MHL | Isso de perguntar ao escritor como escreve, talvez o Fernando Namora pudesse explicar… Tou convencido que o Ferreira de Castro explicava, o Jorge Amado poderia explicar perfeitamente, agora mais ainda depois de pai de santo e tudo… Mas eu não tenho um processo, pá, honestamente não tenho… de repente, apet… não é apetecer, pá, isso daria, assim, um ar tão “snob”… é uma necessidade qualquer… é uma série de historinhas que estão sempre a funcionar cá dentro na môcha…
FD | Tu anotas coisas?
MHL | Não, às vezes escrevo à noite quando estou assim…
FD | Mas quando tu começas uma história, e as tuas são muito bem elaboradas, tu já sabes antecipadamente onde queres chegar…
MHL | Algumas têm acontecido que eu vou dar solução mesmo no fim, pá… Eu estou tão enrascado… o pânico é maior pra mim do que o personagem lá dentro… É autêntico, pá… e os títulos vêm sempre depois… só aí eu descubro o que é aquilo… Tu sabes aquela historinha que se chama “Apenas”, no segundo livro que é o “Simão Zacuto”? que é o Caminhante, é evidente, que acaba morrendo ouvindo o bramido do mastodonte… Acontece que essa historinha o título me veio absolutamente no fim porque é apenas aquilo, não há mais nada… Veio o pele-vermelha ajudar o “Simão Zacuto” contra os nazis e acabou vindo “Rakut da Barba Vermelha” com toda a sua ordem de Cro-Magnons, pá… para abater os nazis… Só que o “Simão Zacuto” já estava morto, pá… é o tal desastre, pá… Mas apesar de tudo abateram os nazis; é a minha grande esperança, pá… enquanto a “Briolanja” lá de cima acenava com o lencinho…
FD | No que escreves está uma linha de pensamento que gostava que definisses…
MHL | Eu vou te dar uma definição que talvez já esclareça uma certa posição política, quer dizer: eu não tenho nada a ver com os romanos, pá, o meu latinismo mantém-se apenas no nome que é Mário, pá, eu não acredito no “in medium est virtus”… tenho um papel sempre à cabeceira onde escrevi a minha linha… a minha linha, tanto a de viver como a de escrever é esta: mas se houver morte, então darás vida por vida, olho por olho, dente por dente, mão por mão, pé por pé, queimadura por queimadura, ferida por ferida, golpe por golpe – está no “Exodus”, é o segundo livro de Moisés.
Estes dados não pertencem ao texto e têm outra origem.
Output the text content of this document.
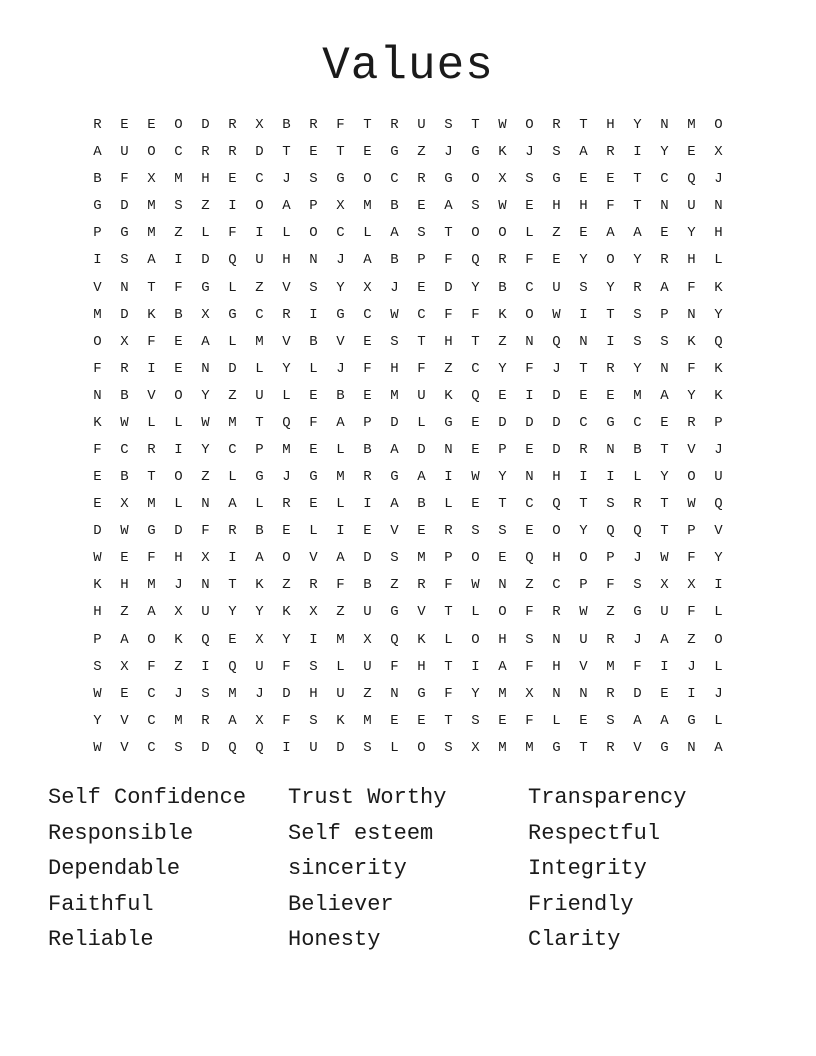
Values
R	E	E	O	D	R	X	B	R	F	T	R	U	S	T	W	O	R	T	H	Y	N	M	O
A	U	O	C	R	R	D	T	E	T	E	G	Z	J	G	K	J	S	A	R	I	Y	E	X
B	F	X	M	H	E	C	J	S	G	O	C	R	G	O	X	S	G	E	E	T	C	Q	J
G	D	M	S	Z	I	O	A	P	X	M	B	E	A	S	W	E	H	H	F	T	N	U	N
P	G	M	Z	L	F	I	L	O	C	L	A	S	T	O	O	L	Z	E	A	A	E	Y	H
I	S	A	I	D	Q	U	H	N	J	A	B	P	F	Q	R	F	E	Y	O	Y	R	H	L
V	N	T	F	G	L	Z	V	S	Y	X	J	E	D	Y	B	C	U	S	Y	R	A	F	K
M	D	K	B	X	G	C	R	I	G	C	W	C	F	F	K	O	W	I	T	S	P	N	Y
O	X	F	E	A	L	M	V	B	V	E	S	T	H	T	Z	N	Q	N	I	S	S	K	Q
F	R	I	E	N	D	L	Y	L	J	F	H	F	Z	C	Y	F	J	T	R	Y	N	F	K
N	B	V	O	Y	Z	U	L	E	B	E	M	U	K	Q	E	I	D	E	E	M	A	Y	K
K	W	L	L	W	M	T	Q	F	A	P	D	L	G	E	D	D	D	C	G	C	E	R	P
F	C	R	I	Y	C	P	M	E	L	B	A	D	N	E	P	E	D	R	N	B	T	V	J
E	B	T	O	Z	L	G	J	G	M	R	G	A	I	W	Y	N	H	I	I	L	Y	O	U
E	X	M	L	N	A	L	R	E	L	I	A	B	L	E	T	C	Q	T	S	R	T	W	Q
D	W	G	D	F	R	B	E	L	I	E	V	E	R	S	S	E	O	Y	Q	Q	T	P	V
W	E	F	H	X	I	A	O	V	A	D	S	M	P	O	E	Q	H	O	P	J	W	F	Y
K	H	M	J	N	T	K	Z	R	F	B	Z	R	F	W	N	Z	C	P	F	S	X	X	I
H	Z	A	X	U	Y	Y	K	X	Z	U	G	V	T	L	O	F	R	W	Z	G	U	F	L
P	A	O	K	Q	E	X	Y	I	M	X	Q	K	L	O	H	S	N	U	R	J	A	Z	O
S	X	F	Z	I	Q	U	F	S	L	U	F	H	T	I	A	F	H	V	M	F	I	J	L
W	E	C	J	S	M	J	D	H	U	Z	N	G	F	Y	M	X	N	N	R	D	E	I	J
Y	V	C	M	R	A	X	F	S	K	M	E	E	T	S	E	F	L	E	S	A	A	G	L
W	V	C	S	D	Q	Q	I	U	D	S	L	O	S	X	M	M	G	T	R	V	G	N	A
Self Confidence	Trust Worthy	Transparency
Responsible	Self esteem	Respectful
Dependable	sincerity	Integrity
Faithful	Believer	Friendly
Reliable	Honesty	Clarity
Depois, mais tarde, uns seculozinhos mais tarde, nesse mesmo livro, houve um tal “gajo” que afirmou: quer-te quente ou quer-te frio, mas se queres morno eu vomito pela minha boca. Eu não gosto de mornos, pá… quente ou frio, morno não dá. A minha maneira de escrever é aminha maneira de viver, pá; e é até a minha forma política. Um extremo ou outro; como não sou nazi, supõe-se qual será o outro.
(Falou-se da vida de Leiria na América Latina, da sua intensa participação no processo histórico em alguns países do continente nos anos 60).
FD | E hoje que é que tu pensas de tudo isso?
MHL | Penso que valeu a pena… foi óptimo… saí correndo sei lá como, pá… passei pelo Chile, raspei-me para Cuba, tive no México…
FD | Que fazias durante esse tempo?
MHL | Comia, às vezes…
FD | E a literatura?
MHL | Nunca tive preocupação de ordem literária… nem hoje… de ordem literária não tenho, pá… deixo isso para o Namora, etc.
FD | E porque escreves?
MHL | Porque gosto, pá.
FD | Escrever, portanto, pra ti não é uma profissão; ou melhor, poderias ser um sapateiro, mesmo a escrever, como escreves…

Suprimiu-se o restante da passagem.